Although the British had backed mass Jewish immigration to Palestine, the colonial power began to limit the number of Jews arriving to the country in an attempt to quell Arab unrest.
The new limit on immigration upset the Zionists. They launched a series of terrorist attacks on British authorities to drive them out.
The Zionists continued to further advance their dream of creating a Jewish state on Palestinian land. Meanwhile, it became obvious that Palestinian resistance forces were outnumbered and outgunned.
The Zionist strategy of expelling Palestinians from their land was a slow and deliberate process. According to Israeli historian Ilan Pappe, Zionist leaders and military commanders met regularly from March 1947 to March 1948, when they finalised plans to ethnically cleanse Palestine.
As Zionist attacks on the British and Arabs escalated, the British decided to hand over their responsibility for Palestine to the newly founded United Nations.
In November 1947, the UN General Assembly proposed a plan to partition Palestine into a Jewish state and an Arab one. Jews in Palestine only constituted one-third of the population – most of whom had arrived from Europe a few years earlier – and only retained control of less than 5.5 percent of historic Palestine. Yet under the UN proposal, they were allocated 55 percent of the land. The Palestinians and their Arab allies rejected the proposal.
The Zionist movement accepted it however, on the grounds that it legitimised the idea of a Jewish state on Arab land. But they did not agree to the proposed borders, and campaigned to conquer even more of historic Palestine. By early 1948, Zionist forces had captured dozens of villages and cities, displacing thousands of Palestinians, even while the British Mandate was still in effect. In many cases, they carried out organised massacres. The Zionist movement’s message was simple: Palestinians must leave their land or be killed.

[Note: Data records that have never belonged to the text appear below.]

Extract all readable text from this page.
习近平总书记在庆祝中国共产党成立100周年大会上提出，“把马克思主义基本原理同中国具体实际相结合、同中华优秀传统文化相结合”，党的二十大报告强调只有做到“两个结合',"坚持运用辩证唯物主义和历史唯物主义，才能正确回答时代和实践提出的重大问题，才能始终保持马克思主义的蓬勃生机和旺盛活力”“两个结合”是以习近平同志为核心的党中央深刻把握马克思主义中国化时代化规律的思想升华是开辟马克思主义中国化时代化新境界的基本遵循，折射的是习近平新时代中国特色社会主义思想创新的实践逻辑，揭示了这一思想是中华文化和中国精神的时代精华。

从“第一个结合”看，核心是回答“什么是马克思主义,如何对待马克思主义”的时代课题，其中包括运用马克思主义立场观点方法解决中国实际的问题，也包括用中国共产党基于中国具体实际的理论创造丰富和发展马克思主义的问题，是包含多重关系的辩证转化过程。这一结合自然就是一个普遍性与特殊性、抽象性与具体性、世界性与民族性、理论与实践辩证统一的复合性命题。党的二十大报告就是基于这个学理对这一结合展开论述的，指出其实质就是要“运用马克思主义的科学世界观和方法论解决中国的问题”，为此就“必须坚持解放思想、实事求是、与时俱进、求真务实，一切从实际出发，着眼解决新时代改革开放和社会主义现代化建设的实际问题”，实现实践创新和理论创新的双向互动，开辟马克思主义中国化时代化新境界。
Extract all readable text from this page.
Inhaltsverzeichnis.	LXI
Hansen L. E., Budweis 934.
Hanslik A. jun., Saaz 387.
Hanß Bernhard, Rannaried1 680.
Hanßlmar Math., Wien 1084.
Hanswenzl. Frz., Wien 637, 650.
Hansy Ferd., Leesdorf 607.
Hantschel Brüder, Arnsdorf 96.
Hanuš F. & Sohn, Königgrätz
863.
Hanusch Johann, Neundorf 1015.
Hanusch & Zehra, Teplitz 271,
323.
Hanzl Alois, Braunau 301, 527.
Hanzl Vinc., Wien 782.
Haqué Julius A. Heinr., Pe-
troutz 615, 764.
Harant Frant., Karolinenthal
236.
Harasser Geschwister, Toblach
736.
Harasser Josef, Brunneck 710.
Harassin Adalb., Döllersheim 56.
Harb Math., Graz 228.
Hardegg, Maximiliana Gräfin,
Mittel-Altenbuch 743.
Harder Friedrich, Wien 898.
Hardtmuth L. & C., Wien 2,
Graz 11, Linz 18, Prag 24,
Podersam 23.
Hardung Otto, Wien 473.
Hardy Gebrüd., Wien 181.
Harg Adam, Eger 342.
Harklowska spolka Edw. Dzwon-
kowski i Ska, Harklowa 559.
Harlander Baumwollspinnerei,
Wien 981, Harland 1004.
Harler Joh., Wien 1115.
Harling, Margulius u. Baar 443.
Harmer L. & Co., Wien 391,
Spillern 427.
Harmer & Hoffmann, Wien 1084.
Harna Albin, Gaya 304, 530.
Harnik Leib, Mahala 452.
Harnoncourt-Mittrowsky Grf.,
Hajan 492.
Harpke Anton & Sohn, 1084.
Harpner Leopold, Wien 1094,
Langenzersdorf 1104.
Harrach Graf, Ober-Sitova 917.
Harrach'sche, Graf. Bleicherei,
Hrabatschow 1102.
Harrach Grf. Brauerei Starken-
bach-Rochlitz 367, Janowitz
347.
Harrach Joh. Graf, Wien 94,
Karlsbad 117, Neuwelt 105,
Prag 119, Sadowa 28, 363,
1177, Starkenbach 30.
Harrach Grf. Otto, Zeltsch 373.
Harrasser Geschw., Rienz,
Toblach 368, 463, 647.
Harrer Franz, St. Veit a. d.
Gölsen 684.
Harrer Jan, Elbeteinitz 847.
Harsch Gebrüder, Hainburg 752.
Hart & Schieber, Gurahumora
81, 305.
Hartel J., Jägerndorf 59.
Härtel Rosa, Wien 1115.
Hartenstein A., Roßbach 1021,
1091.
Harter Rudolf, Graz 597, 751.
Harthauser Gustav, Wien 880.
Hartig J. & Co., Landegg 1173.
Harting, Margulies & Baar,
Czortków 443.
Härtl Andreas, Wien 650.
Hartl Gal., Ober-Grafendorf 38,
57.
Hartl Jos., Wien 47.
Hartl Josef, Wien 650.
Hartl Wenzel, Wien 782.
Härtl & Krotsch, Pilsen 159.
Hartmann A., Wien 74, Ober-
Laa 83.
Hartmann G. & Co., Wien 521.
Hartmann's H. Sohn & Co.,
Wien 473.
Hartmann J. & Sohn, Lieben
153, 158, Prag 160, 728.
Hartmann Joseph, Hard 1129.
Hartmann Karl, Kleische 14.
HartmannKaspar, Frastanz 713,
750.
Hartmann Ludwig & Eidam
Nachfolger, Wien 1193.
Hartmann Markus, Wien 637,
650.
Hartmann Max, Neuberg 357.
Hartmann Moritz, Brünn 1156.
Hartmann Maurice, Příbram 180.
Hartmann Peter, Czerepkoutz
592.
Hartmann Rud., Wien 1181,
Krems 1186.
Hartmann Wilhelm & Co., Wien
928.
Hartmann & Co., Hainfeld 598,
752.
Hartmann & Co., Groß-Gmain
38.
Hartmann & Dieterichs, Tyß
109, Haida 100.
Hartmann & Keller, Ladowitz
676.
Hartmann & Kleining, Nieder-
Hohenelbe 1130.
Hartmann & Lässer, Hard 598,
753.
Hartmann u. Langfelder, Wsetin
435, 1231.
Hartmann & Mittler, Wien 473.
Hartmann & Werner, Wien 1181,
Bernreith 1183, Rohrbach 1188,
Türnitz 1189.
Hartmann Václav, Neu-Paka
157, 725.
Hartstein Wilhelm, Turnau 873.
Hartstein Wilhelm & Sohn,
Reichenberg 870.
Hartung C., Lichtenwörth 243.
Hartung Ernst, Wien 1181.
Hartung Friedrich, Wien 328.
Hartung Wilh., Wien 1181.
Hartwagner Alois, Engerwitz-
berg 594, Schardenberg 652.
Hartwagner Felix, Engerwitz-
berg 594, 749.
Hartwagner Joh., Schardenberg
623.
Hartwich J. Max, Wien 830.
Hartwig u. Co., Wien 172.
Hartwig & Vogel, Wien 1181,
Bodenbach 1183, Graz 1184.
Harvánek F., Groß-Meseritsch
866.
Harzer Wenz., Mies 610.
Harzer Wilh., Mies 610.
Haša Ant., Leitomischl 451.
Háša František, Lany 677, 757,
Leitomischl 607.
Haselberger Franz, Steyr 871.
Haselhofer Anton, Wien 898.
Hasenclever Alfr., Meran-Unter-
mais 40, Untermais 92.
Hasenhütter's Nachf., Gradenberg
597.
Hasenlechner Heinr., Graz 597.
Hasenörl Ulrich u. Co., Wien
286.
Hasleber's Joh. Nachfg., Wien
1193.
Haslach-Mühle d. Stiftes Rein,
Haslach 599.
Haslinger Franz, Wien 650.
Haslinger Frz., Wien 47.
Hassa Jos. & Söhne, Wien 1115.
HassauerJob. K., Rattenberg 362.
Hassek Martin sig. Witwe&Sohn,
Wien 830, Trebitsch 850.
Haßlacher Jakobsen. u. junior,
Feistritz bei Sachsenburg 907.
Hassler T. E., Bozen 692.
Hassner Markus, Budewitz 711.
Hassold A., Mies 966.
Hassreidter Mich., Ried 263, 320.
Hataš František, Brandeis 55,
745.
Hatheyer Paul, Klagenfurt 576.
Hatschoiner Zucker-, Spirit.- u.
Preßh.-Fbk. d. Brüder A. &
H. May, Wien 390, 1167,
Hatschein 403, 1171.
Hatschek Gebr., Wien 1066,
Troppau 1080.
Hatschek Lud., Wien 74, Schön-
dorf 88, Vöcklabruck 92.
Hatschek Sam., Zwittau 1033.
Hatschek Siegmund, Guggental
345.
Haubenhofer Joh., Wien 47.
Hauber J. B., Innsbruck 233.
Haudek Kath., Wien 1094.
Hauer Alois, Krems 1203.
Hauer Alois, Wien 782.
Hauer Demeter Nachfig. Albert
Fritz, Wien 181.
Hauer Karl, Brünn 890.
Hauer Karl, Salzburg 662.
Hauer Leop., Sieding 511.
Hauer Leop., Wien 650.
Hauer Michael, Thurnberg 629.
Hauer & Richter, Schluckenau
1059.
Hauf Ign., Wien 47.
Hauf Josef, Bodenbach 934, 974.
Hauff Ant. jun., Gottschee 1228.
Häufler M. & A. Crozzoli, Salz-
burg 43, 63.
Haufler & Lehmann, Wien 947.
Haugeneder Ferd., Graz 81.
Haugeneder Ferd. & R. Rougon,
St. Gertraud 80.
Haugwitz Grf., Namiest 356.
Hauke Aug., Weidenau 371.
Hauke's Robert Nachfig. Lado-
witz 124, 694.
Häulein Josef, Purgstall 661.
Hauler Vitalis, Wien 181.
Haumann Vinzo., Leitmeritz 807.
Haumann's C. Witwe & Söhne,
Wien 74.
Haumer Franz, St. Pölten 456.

As the date (May 14, 1948) selected by the British for their Palestine Mandate to expire approached, Zionist forces hastened their efforts to seize Palestinian land. In April 1948, the Zionists captured Haifa, one of the biggest Palestinian cities, and subsequently set their eyes on Jaffa. On the same day British forces formally withdrew, David Ben-Gurion, then-head of the Zionist Agency, proclaimed the establishment of the state of Israel.
Overnight, the Palestinians became stateless. The world’s two great powers, the United States and the Soviet Union, immediately recognised Israel.
As the Zionists continued their ethnic cleansing campaign against the Palestinians, war broke out between neighbouring Arab countries and the new Zionist state. The UN appointed Swedish diplomat, Folke Bernadotte, as its mediator to Palestine. He recognised the plight of the Palestinians and attempted to address their suffering. His efforts to bring about a peaceful solution and halt to the ongoing ethnic cleansing campaign ended when he was assassinated by the Zionists in September 1948.
By 1949, over 700,000 Palestinians had been made refugees and more than 13,000 had been killed by the Israeli military. The UN continued to push for an armistice deal between Israel and those Arab countries with whom it was at war.
Bernadotte was replaced by his American deputy, Ralph Bunche. Negotiations led by Bunche between Israel and the Arab states resulted in the latter conceding even more Palestinian land to the newly founded Zionist state. In May 1949, Israel was admitted to the UN and its grip over 78 percent of historic Palestine was consolidated. The remaining 22 percent became known as the West Bank and the Gaza Strip.
Meanwhile, hundreds of thousands of Palestinian refugees remained in refugee camps, waiting to return home.
While the Zionist movement sought first and foremost to remove Palestinians from their land, it also tried to erase Palestinian heritage and culture. The overall objective was nothing short of an attempt to wipe Palestine off the world map.
The Palestinian Nakba did not end in 1948. The ethnic cleansing of historic Palestine is still happening, and so too is Palestinian resistance.